Jukkasjärvi (Sweden) (AFP)
Tucked away in frigid latitudes on the edge of snow-capped Swedish forests, tourists crowd this winter morning in the corridors of an ephemeral hotel, entirely made of ice and with multiple domes, arcades and vaulted rooms.
Some have just spent the night there on an icy bed, curled up in a sleeping bag by -5 degrees. Others will choose to say + Yes + in the chapel of this gigantic igloo with altar and baptismal font of ice.
To raise this mastodon on the banks of the Torne river, the workers and other little hands are busy every year from October to work the ice, for an opening scheduled two months later, in December.
The night costs from 3,000 crowns (283 euros) in a single room - three times more expensive than in Stockholm - to 11,000 crowns for the most luxurious suite.
One of them, inspired by the lights of the northern lights visible in the region, contains a snow sculpture representing a reindeer head, lit according to the play of light, all on a musical background tinged with slabs, the characteristic cry reindeer.
Some 20,000 people - 50,000 visitors - sleep each year in this unclassifiable hotel, a true haven of peace according to Julia Hansers, one of the guides.
"Many people who come here live in town, there are always noises around them, but inside the ice hotel, it is completely silent," she explains, hat screwed on the head.
Bo Bjerggaard, gallery owner based in Copenhagen, spent the night bundled up in a sleeping bag, lying on a reindeer skin.
"During the night, I had to get up and it was obviously cold (...), but (the feeling) is great when you come back in the sleeping bag - you sleep so well", he says already nostalgic for his extraordinary night spent in the igloo.

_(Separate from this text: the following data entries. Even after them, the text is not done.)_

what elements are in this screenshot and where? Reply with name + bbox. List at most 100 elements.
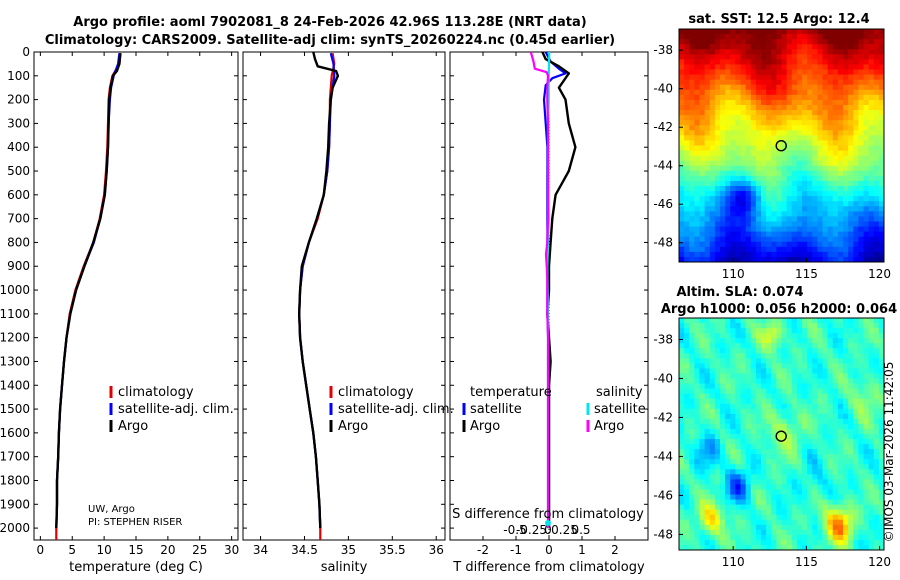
map-cell — [832, 29, 839, 35]
map-cell — [848, 373, 854, 380]
map-cell — [709, 524, 716, 531]
map-cell — [699, 368, 706, 375]
map-cell — [853, 469, 859, 475]
map-cell — [750, 539, 757, 546]
map-cell — [868, 519, 875, 526]
map-cell — [817, 403, 824, 410]
map-cell — [863, 489, 870, 496]
map-cell — [863, 206, 870, 212]
map-cell — [735, 34, 742, 40]
map-cell — [858, 150, 865, 157]
map-cell — [776, 343, 783, 349]
map-cell — [822, 428, 829, 435]
map-cell — [755, 110, 762, 116]
map-cell — [827, 353, 834, 359]
map-cell — [843, 373, 849, 380]
map-cell — [776, 328, 783, 334]
map-cell — [796, 120, 803, 126]
map-cell — [853, 74, 859, 81]
map-cell — [720, 221, 726, 228]
map-cell — [709, 368, 716, 375]
map-cell — [709, 196, 716, 202]
map-cell — [750, 191, 757, 197]
map-cell — [827, 393, 834, 400]
map-cell — [776, 519, 783, 526]
map-cell — [684, 34, 690, 40]
map-cell — [873, 170, 880, 177]
map-cell — [704, 79, 711, 86]
map-cell — [807, 353, 813, 359]
map-cell — [709, 363, 716, 370]
map-cell — [817, 383, 824, 390]
map-cell — [786, 84, 793, 91]
map-cell — [878, 494, 884, 501]
map-cell — [817, 226, 824, 233]
map-cell — [807, 544, 813, 550]
map-cell — [761, 226, 767, 233]
map-cell — [745, 514, 752, 521]
map-cell — [694, 418, 701, 425]
x-tick-label: 1 — [578, 543, 586, 557]
map-cell — [827, 539, 834, 546]
map-cell — [745, 241, 752, 248]
map-cell — [720, 373, 726, 380]
map-cell — [868, 211, 875, 218]
map-cell — [766, 418, 772, 425]
map-cell — [771, 89, 777, 96]
map-cell — [832, 509, 839, 516]
map-cell — [750, 44, 757, 50]
map-cell — [699, 428, 706, 435]
map-cell — [761, 160, 767, 167]
map-cell — [822, 104, 829, 111]
map-cell — [699, 449, 706, 455]
map-cell — [873, 524, 880, 531]
map-cell — [745, 150, 752, 157]
map-cell — [796, 69, 803, 76]
map-cell — [699, 378, 706, 385]
map-cell — [776, 59, 783, 66]
map-cell — [873, 226, 880, 233]
map-cell — [837, 514, 844, 521]
map-cell — [781, 378, 788, 385]
map-cell — [868, 358, 875, 364]
map-cell — [873, 494, 880, 501]
map-cell — [745, 519, 752, 526]
map-cell — [843, 499, 849, 506]
map-cell — [822, 383, 829, 390]
map-cell — [878, 343, 884, 349]
map-cell — [863, 175, 870, 182]
map-cell — [878, 54, 884, 60]
map-cell — [745, 368, 752, 375]
map-cell — [858, 155, 865, 162]
map-cell — [735, 328, 742, 334]
y-tick-label: 800 — [7, 235, 30, 249]
map-cell — [781, 504, 788, 511]
map-cell — [868, 529, 875, 536]
map-cell — [822, 348, 829, 354]
map-cell — [837, 413, 844, 420]
map-cell — [786, 231, 793, 238]
map-cell — [802, 408, 808, 415]
map-cell — [761, 216, 767, 223]
map-cell — [822, 368, 829, 375]
map-cell — [807, 388, 813, 395]
map-cell — [704, 459, 711, 465]
map-cell — [771, 125, 777, 131]
map-cell — [781, 186, 788, 192]
map-cell — [771, 338, 777, 344]
map-cell — [699, 165, 706, 172]
map-cell — [781, 318, 788, 324]
map-cell — [781, 479, 788, 486]
map-cell — [858, 120, 865, 126]
y-tick-label: 700 — [7, 212, 30, 226]
map-cell — [848, 363, 854, 370]
map-cell — [735, 318, 742, 324]
map-cell — [761, 175, 767, 182]
map-cell — [750, 418, 757, 425]
map-cell — [832, 474, 839, 480]
y-tick-label: 100 — [7, 69, 30, 83]
map-cell — [720, 449, 726, 455]
map-cell — [807, 110, 813, 116]
map-cell — [761, 489, 767, 496]
map-cell — [755, 378, 762, 385]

Like a classic luxury hotel, the Lapland establishment has a bar where cocktails are served in glasses made of ice.
Since 2016, it has used solar panels to generate electricity and keep the temperature of a neighboring building below zero degrees, and thus keep 20 frosted rooms all year round.
As for the hotel that these February tourists visited, it must disappear in the spring, swept away by the thaw ... before being reborn from its ashes next season.